Fakat son yıllarda bu konu tekrar gündeme gelmeye başladı.
Eski sömürge adalarından Shelley Moorhead adındaki bir aktivist, dedelerinin hakkını aramaya niyetlenmişti. Kurduğu “African carribean preperation alliance” ile gündem olmayı başardı.
Tüm bu baskılar sonucunda Danimarka karanlık geçmişle nasıl yüzleşebileceğini tartışmaya açtı.
Astrid’in bugünkü sunumu, tüm baskılara rağmen bugün hâlâ Danimarka’nın bu karanlık geçmişinden dolayı özür dilememesi hakkındaydı.

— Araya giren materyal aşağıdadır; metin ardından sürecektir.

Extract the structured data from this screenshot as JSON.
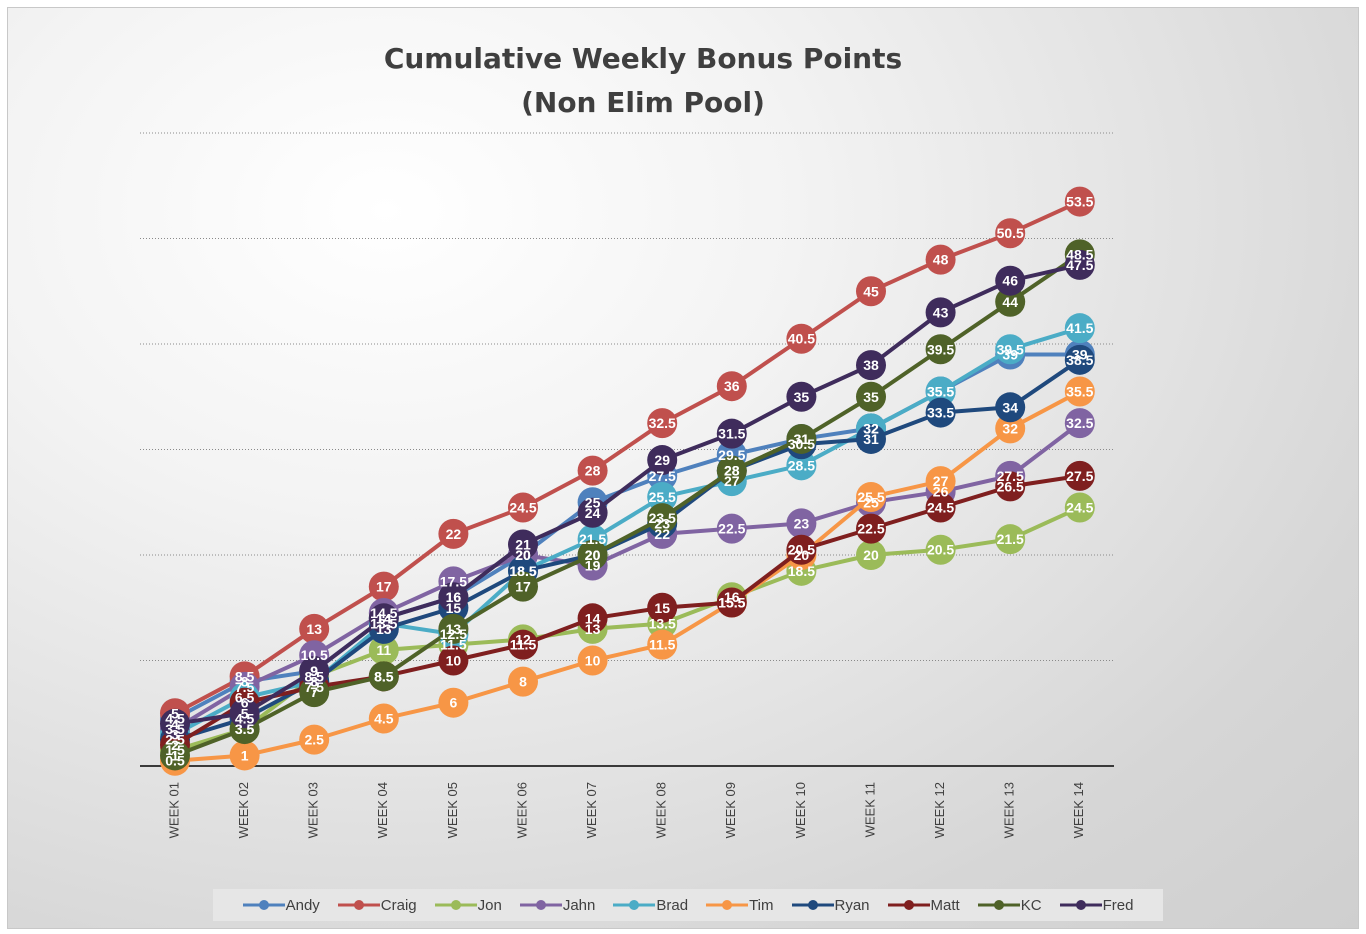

Örneğin bu konuda Danimarka dışişleri bakanının açıklaması şuydu: “O zaman yaşayan insanların yaptıkları kötü şeyler için bugünkü insanların özür dilemesine gerek yok.”
Birçok politikacının yaklaşımı ise, ilgili adaların şu anda ABD elinde olması nedeniyle bir özür dilenecekse bunun ABD tarafından gerçekleştirilmesiydi.